The primary completion, "Lisa R", is someone I have not exchanged email with in probably 15 years. "Lisa H" is someone I email multiple times a day. They're not even alphabetical!!
17 Responses:
The primary completion, "Lisa R", is someone I have not exchanged email with in probably 15 years. "Lisa H" is someone I email multiple times a day. They're not even alphabetical!!
“The primary completion” is what's probably “wrong” with your thinking. Someone at UX design may have guessed that the item closest to the on-screen keyboard is the primary one since it's easier to select. Many meeting hours have died to bring you this information.
:mind-blown-emoji:
It sounds logical now that you explain it but the cognitive dissonance going on in my 40-years-of-physical-keyboard-and-mouse-focused-UIs brain is making me dizzy.
I'd be really interested to know if someone who has primarily used phone touchscreen interfaces their whole life would find it natural to have the obvious choice at the bottom of the list.
Incorrect. If I typed space, the top one (Lisa R) is the address that was inserted.
I feel so important now.
See, now you're just encouraging it!!!
"...and that's how giving you the alias 'Hastur' on my phone resulted in the apocalypse being triggered.
Sorry."
Mine has a very bad habit of changing math into meth.
The first time was funny but it keeps happening and now I worry about why it thinks that.
My work mail client keeps autocorrecting properly spelled words and names to misspellings.
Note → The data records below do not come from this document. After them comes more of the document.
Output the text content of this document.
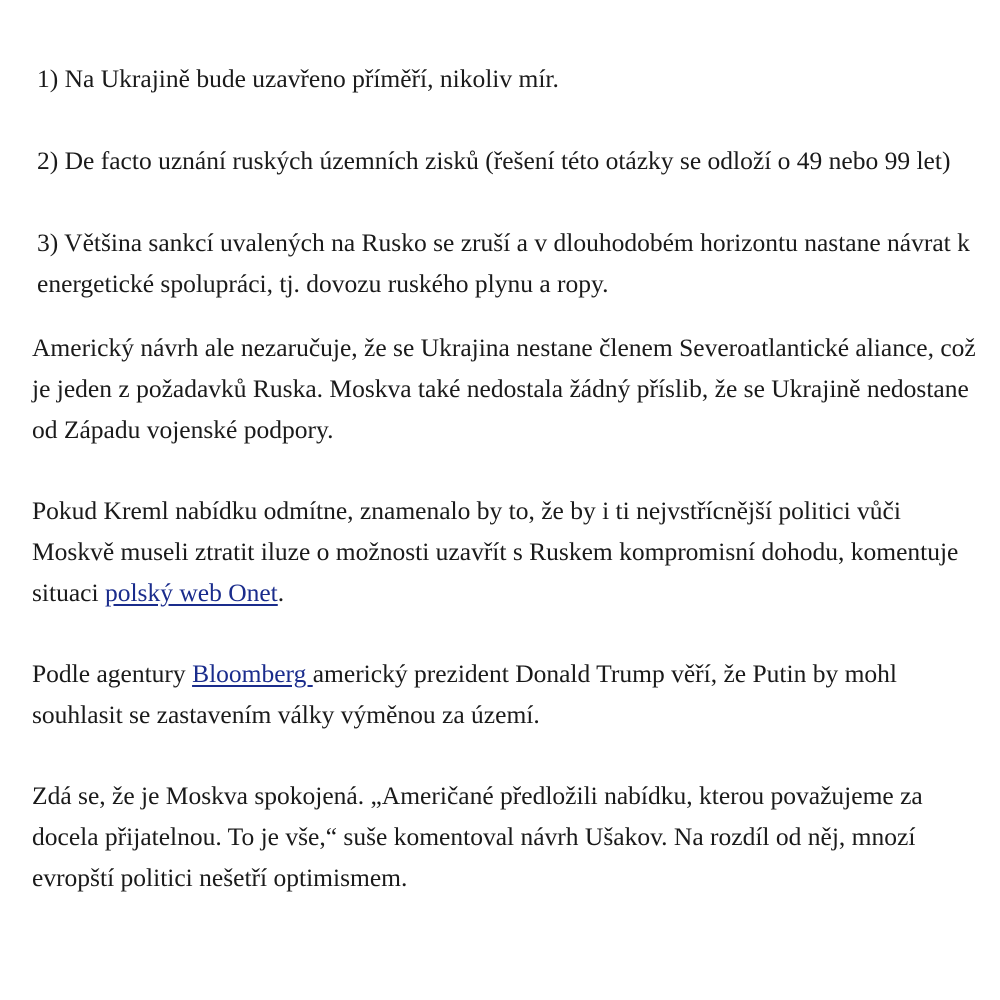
1) Na Ukrajině bude uzavřeno příměří, nikoliv mír.

2) De facto uznání ruských územních zisků (řešení této otázky se odloží o 49 nebo 99 let)

3) Většina sankcí uvalených na Rusko se zruší a v dlouhodobém horizontu nastane návrat k energetické spolupráci, tj. dovozu ruského plynu a ropy.

Americký návrh ale nezaručuje, že se Ukrajina nestane členem Severoatlantické aliance, což je jeden z požadavků Ruska. Moskva také nedostala žádný příslib, že se Ukrajině nedostane od Západu vojenské podpory.

Pokud Kreml nabídku odmítne, znamenalo by to, že by i ti nejvstřícnější politici vůči Moskvě museli ztratit iluze o možnosti uzavřít s Ruskem kompromisní dohodu, komentuje situaci polský web Onet.

Podle agentury Bloomberg americký prezident Donald Trump věří, že Putin by mohl souhlasit se zastavením války výměnou za území.

Zdá se, že je Moskva spokojená. „Američané předložili nabídku, kterou považujeme za docela přijatelnou. To je vše,“ suše komentoval návrh Ušakov. Na rozdíl od něj, mnozí evropští politici nešetří optimismem.
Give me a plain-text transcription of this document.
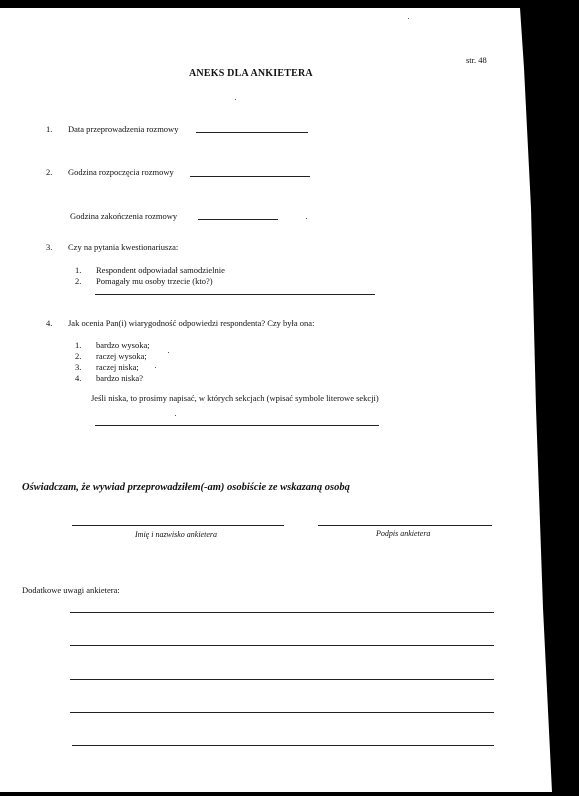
str. 48
ANEKS DLA ANKIETERA
1. Data przeprowadzenia rozmowy
2. Godzina rozpoczęcia rozmowy
Godzina zakończenia rozmowy
3. Czy na pytania kwestionariusza:
1. Respondent odpowiadał samodzielnie
2. Pomagały mu osoby trzecie (kto?)
4. Jak ocenia Pan(i) wiarygodność odpowiedzi respondenta? Czy była ona:
1. bardzo wysoka;
2. raczej wysoka;
3. raczej niska;
4. bardzo niska?
Jeśli niska, to prosimy napisać, w których sekcjach (wpisać symbole literowe sekcji)
Oświadczam, że wywiad przeprowadziłem(-am) osobiście ze wskazaną osobą
Imię i nazwisko ankietera	Podpis ankietera
Dodatkowe uwagi ankietera:
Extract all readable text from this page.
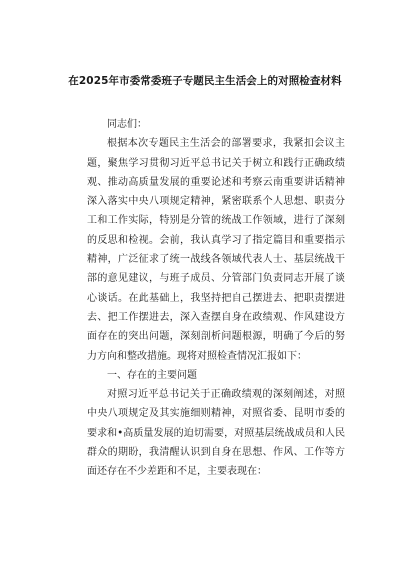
在2025年市委常委班子专题民主生活会上的对照检查材料
同志们：
根据本次专题民主生活会的部署要求，我紧扣会议主
题，聚焦学习贯彻习近平总书记关于树立和践行正确政绩
观、推动高质量发展的重要论述和考察云南重要讲话精神
深入落实中央八项规定精神，紧密联系个人思想、职责分
工和工作实际，特别是分管的统战工作领域，进行了深刻
的反思和检视。会前，我认真学习了指定篇目和重要指示
精神，广泛征求了统一战线各领域代表人士、基层统战干
部的意见建议，与班子成员、分管部门负责同志开展了谈
心谈话。在此基础上，我坚持把自己摆进去、把职责摆进
去、把工作摆进去，深入查摆自身在政绩观、作风建设方
面存在的突出问题，深刻剖析问题根源，明确了今后的努
力方向和整改措施。现将对照检查情况汇报如下：
一、存在的主要问题
对照习近平总书记关于正确政绩观的深刻阐述，对照
中央八项规定及其实施细则精神，对照省委、昆明市委的
要求和•高质量发展的迫切需要，对照基层统战成员和人民
群众的期盼，我清醒认识到自身在思想、作风、工作等方
面还存在不少差距和不足，主要表现在：
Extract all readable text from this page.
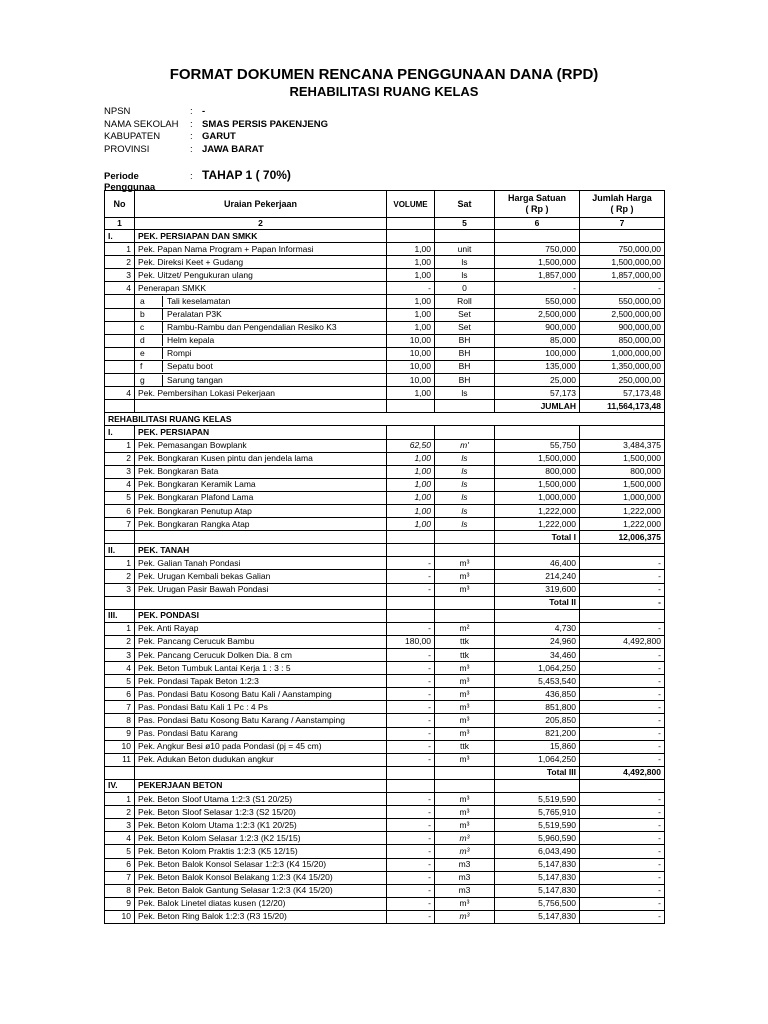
FORMAT DOKUMEN RENCANA PENGGUNAAN DANA (RPD)
REHABILITASI RUANG KELAS
NPSN	: -
NAMA SEKOLAH	: SMAS PERSIS PAKENJENG
KABUPATEN	: GARUT
PROVINSI	: JAWA BARAT
Periode Penggunaa
: TAHAP 1 ( 70%)
No	Uraian Pekerjaan	VOLUME	Sat	Harga Satuan
( Rp )	Jumlah Harga
( Rp )
1	2		5	6	7
I.	PEK. PERSIAPAN DAN SMKK				
1	Pek. Papan Nama Program + Papan Informasi	1,00	unit	750,000	750,000,00
2	Pek. Direksi Keet + Gudang	1,00	ls	1,500,000	1,500,000,00
3	Pek. Uitzet/ Pengukuran ulang	1,00	ls	1,857,000	1,857,000,00
4	Penerapan SMKK	-	0	-	-

	a Tali keselamatan	1,00	Roll	550,000	550,000,00

	b Peralatan P3K	1,00	Set	2,500,000	2,500,000,00

	c Rambu-Rambu dan Pengendalian Resiko K3	1,00	Set	900,000	900,000,00

	d Helm kepala	10,00	BH	85,000	850,000,00

	e Rompi	10,00	BH	100,000	1,000,000,00

	f Sepatu boot	10,00	BH	135,000	1,350,000,00

	g Sarung tangan	10,00	BH	25,000	250,000,00
4	Pek. Pembersihan Lokasi Pekerjaan	1,00	ls	57,173	57,173,48
				JUMLAH	11,564,173,48
REHABILITASI RUANG KELAS					
I.	PEK. PERSIAPAN				
1	Pek. Pemasangan Bowplank	62,50	m'	55,750	3,484,375
2	Pek. Bongkaran Kusen pintu dan jendela lama	1,00	ls	1,500,000	1,500,000
3	Pek. Bongkaran Bata	1,00	ls	800,000	800,000
4	Pek. Bongkaran Keramik Lama	1,00	ls	1,500,000	1,500,000
5	Pek. Bongkaran Plafond Lama	1,00	ls	1,000,000	1,000,000
6	Pek. Bongkaran Penutup Atap	1,00	ls	1,222,000	1,222,000
7	Pek. Bongkaran Rangka Atap	1,00	ls	1,222,000	1,222,000
				Total I	12,006,375
II.	PEK. TANAH				
1	Pek. Galian Tanah Pondasi	-	m³	46,400	-
2	Pek. Urugan Kembali bekas Galian	-	m³	214,240	-
3	Pek. Urugan Pasir Bawah Pondasi	-	m³	319,600	-
				Total II	-
III.	PEK. PONDASI				
1	Pek. Anti Rayap	-	m²	4,730	-
2	Pek. Pancang Cerucuk Bambu	180,00	ttk	24,960	4,492,800
3	Pek. Pancang Cerucuk Dolken Dia. 8 cm	-	ttk	34,460	-
4	Pek. Beton Tumbuk Lantai Kerja 1 : 3 : 5	-	m³	1,064,250	-
5	Pek. Pondasi Tapak Beton 1:2:3	-	m³	5,453,540	-
6	Pas. Pondasi Batu Kosong Batu Kali / Aanstamping	-	m³	436,850	-
7	Pas. Pondasi Batu Kali 1 Pc : 4 Ps	-	m³	851,800	-
8	Pas. Pondasi Batu Kosong Batu Karang / Aanstamping	-	m³	205,850	-
9	Pas. Pondasi Batu Karang	-	m³	821,200	-
10	Pek. Angkur Besi ø10 pada Pondasi (pj = 45 cm)	-	ttk	15,860	-
11	Pek. Adukan Beton dudukan angkur	-	m³	1,064,250	-
				Total III	4,492,800
IV.	PEKERJAAN BETON				
1	Pek. Beton Sloof Utama 1:2:3 (S1 20/25)	-	m³	5,519,590	-
2	Pek. Beton Sloof Selasar 1:2:3 (S2 15/20)	-	m³	5,765,910	-
3	Pek. Beton Kolom Utama 1:2:3 (K1 20/25)	-	m³	5,519,590	-
4	Pek. Beton Kolom Selasar 1:2:3 (K2 15/15)	-	m³	5,960,590	-
5	Pek. Beton Kolom Praktis 1:2:3 (K5 12/15)	-	m³	6,043,490	-
6	Pek. Beton Balok Konsol Selasar 1:2:3 (K4 15/20)	-	m3	5,147,830	-
7	Pek. Beton Balok Konsol Belakang 1:2:3 (K4 15/20)	-	m3	5,147,830	-
8	Pek. Beton Balok Gantung Selasar 1:2:3 (K4 15/20)	-	m3	5,147,830	-
9	Pek. Balok Linetel diatas kusen (12/20)	-	m³	5,756,500	-
10	Pek. Beton Ring Balok 1:2:3 (R3 15/20)	-	m³	5,147,830	-
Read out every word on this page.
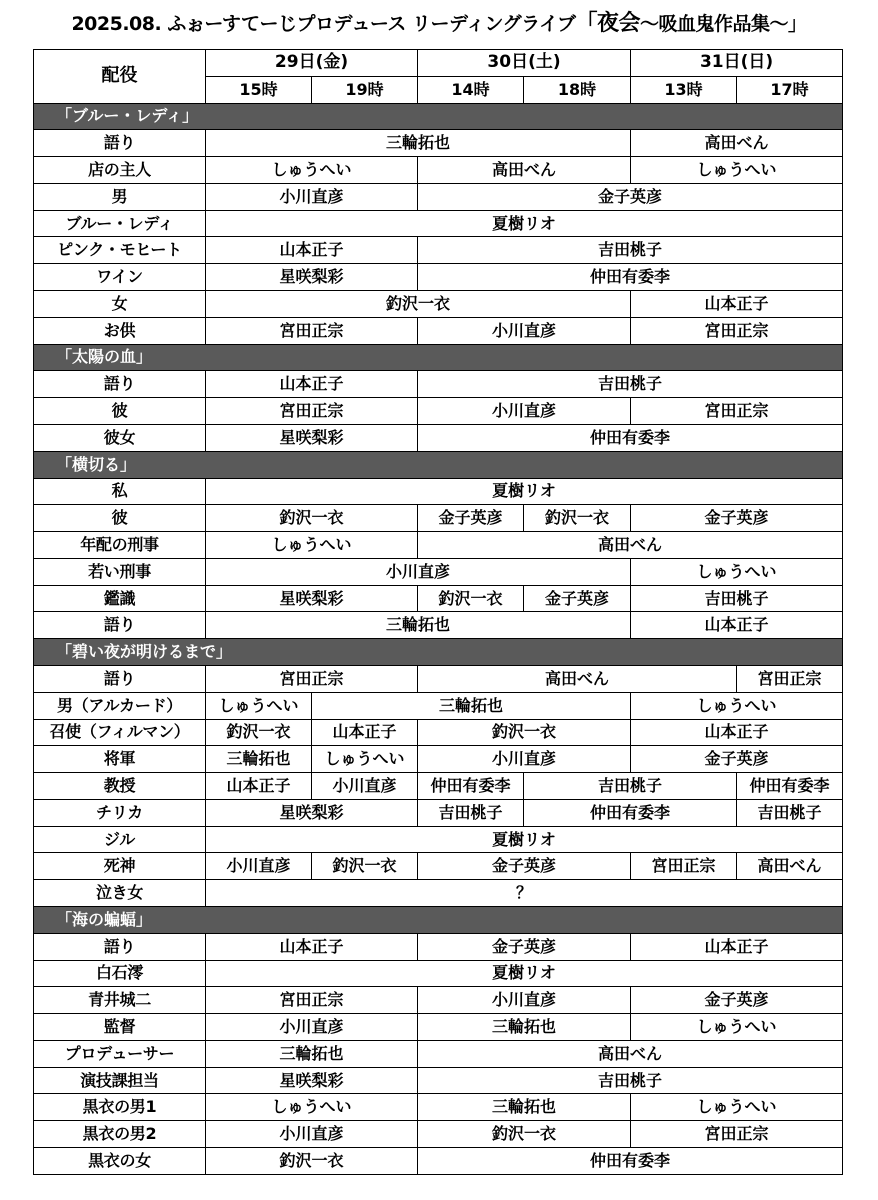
2025.08. ふぉーすてーじプロデュース リーディングライブ「夜会～吸血鬼作品集～」
配役	29日(金)		30日(土)		31日(日)	
	15時	19時	14時	18時	13時	17時
「ブルー・レディ」						
語り	三輪拓也				高田べん	
店の主人	しゅうへい		高田べん		しゅうへい	
男	小川直彦		金子英彦			
ブルー・レディ	夏樹リオ					
ピンク・モヒート	山本正子		吉田桃子			
ワイン	星咲梨彩		仲田有委李			
女	釣沢一衣				山本正子	
お供	宮田正宗		小川直彦		宮田正宗	
「太陽の血」						
語り	山本正子		吉田桃子			
彼	宮田正宗		小川直彦		宮田正宗	
彼女	星咲梨彩		仲田有委李			
「横切る」						
私	夏樹リオ					
彼	釣沢一衣		金子英彦	釣沢一衣	金子英彦	
年配の刑事	しゅうへい		高田べん			
若い刑事	小川直彦				しゅうへい	
鑑識	星咲梨彩		釣沢一衣	金子英彦	吉田桃子	
語り	三輪拓也				山本正子	
「碧い夜が明けるまで」						
語り	宮田正宗		高田べん			宮田正宗
男（アルカード）	しゅうへい	三輪拓也			しゅうへい	
召使（フィルマン）	釣沢一衣	山本正子	釣沢一衣		山本正子	
将軍	三輪拓也	しゅうへい	小川直彦		金子英彦	
教授	山本正子	小川直彦	仲田有委李	吉田桃子		仲田有委李
チリカ	星咲梨彩		吉田桃子	仲田有委李		吉田桃子
ジル	夏樹リオ					
死神	小川直彦	釣沢一衣	金子英彦		宮田正宗	高田べん
泣き女	？					
「海の蝙蝠」						
語り	山本正子		金子英彦		山本正子	
白石澪	夏樹リオ					
青井城二	宮田正宗		小川直彦		金子英彦	
監督	小川直彦		三輪拓也		しゅうへい	
プロデューサー	三輪拓也		高田べん			
演技課担当	星咲梨彩		吉田桃子			
黒衣の男1	しゅうへい		三輪拓也		しゅうへい	
黒衣の男2	小川直彦		釣沢一衣		宮田正宗	
黒衣の女	釣沢一衣		仲田有委李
The hypothesis is that we share a pooled dictionary that anyone can add new “words” into. And since we’re a bunch of engineers who are notoriously bad spellers, entropy is creeping in.
Autocorrect is even making professional journalists look bad, substituting in the wrong homonym. For example I keep reading articles mentioning that the driver hit the “breaks” too late.
Some web mail providers maintain per-domain spelling models. For example, inside a corporation that sells Viagra, they'll eventually learn Viagra is not spam, and it will be included in the dictionary. This has caused some serious problems recently within large mail providers.
That's very generous of you. Most professional journalists have editors, and any editor worth their salt would spot that a mile away.
The written form is being rapidly unlearned in more and more apparent ways. Asking questions these days has devolved into "How to wifi?" or "How to use?". And non-questions ("I'm still waiting for my food?") and almost-rights ("How to master Fortran with minimal effort?") are everywhere. Plus eye-twitchers like "but also this one, which I don't even know the meaning of it."
Does it fall within the natual evolution of language? Maybe? Barely? Probably.
How to stem the tide?
It appears as if traditional editors and proofreaders are being value engineered away in today’s pangolin eat pangolin era of new media. In their place are autocorrect and the peanut gallery of the comments section to pedantically point out errors. Speaking of which kudos to JWZ for doing a great job of self editing right here.
As for the “How to …?” becoming. The norm: we write a lot of technical articles that are ultimately published to our customers. Right before publication, they pass through an alleged “grammar review” step done by someone with no tech background but supposedly good English skills. As far as I can tell all they do is to load the article into MS Word and then right click on every blue or red squiggle to select what Micro$1 thinks is the correct grammar or spelling. That leads to articles written so stiffly and awkwardly that they’re almost unreadable. One of those changes is converting titles like “How to Initialize a Left Handed Smoke Shifter” into unwelcome questions. Another common change is conversion of esoteric tech terms into completely wrong but more common words. So I often have to re-edit the article to remove all of the commas, wordy phrases, and question marks. So now I call that stage of production the “Error insertion review”.
Aaack. I feel like how the English view American English now.
Mine keeps autocompleting and autocorrecting(!) „Jobs“ for my name. Did so just again as I entered above. Very annoying. Not learning. Zero learning. Stupid. Even my old Nokia T9 knew at some point that I didnt mean Cola when I spelled the name Anja.
It's not alphabetical, it's in order of prefix tree child nodes, which are typically stored as a linked list in insertion order and not sorted. Some systems will then sort the matching items by frecency (frequency/recency) but this one did not.
The Google Phone app on Android does not either. I have 8 "Nicolas" in my contacts list, only 1 of them is the person I call more than once per year, and his contact entry is always displayed last, forcing me to scroll down or to type his full name.
It's nudging you toward being more social, reconnecting to all those Nicolases that have been yearning for all these years to hear again from you, lonely and sad, forgotten. All of Google's AI, spinning their CPU furiously to find the correct trigger to push you into action, pinning to make you a better human. The problem is not the UI, the algorithm, the heuristic. The problem is you.
You just need to start calling the Lisa you care about 00Lisa and everything will be "fine".
I think you could have phrased that better.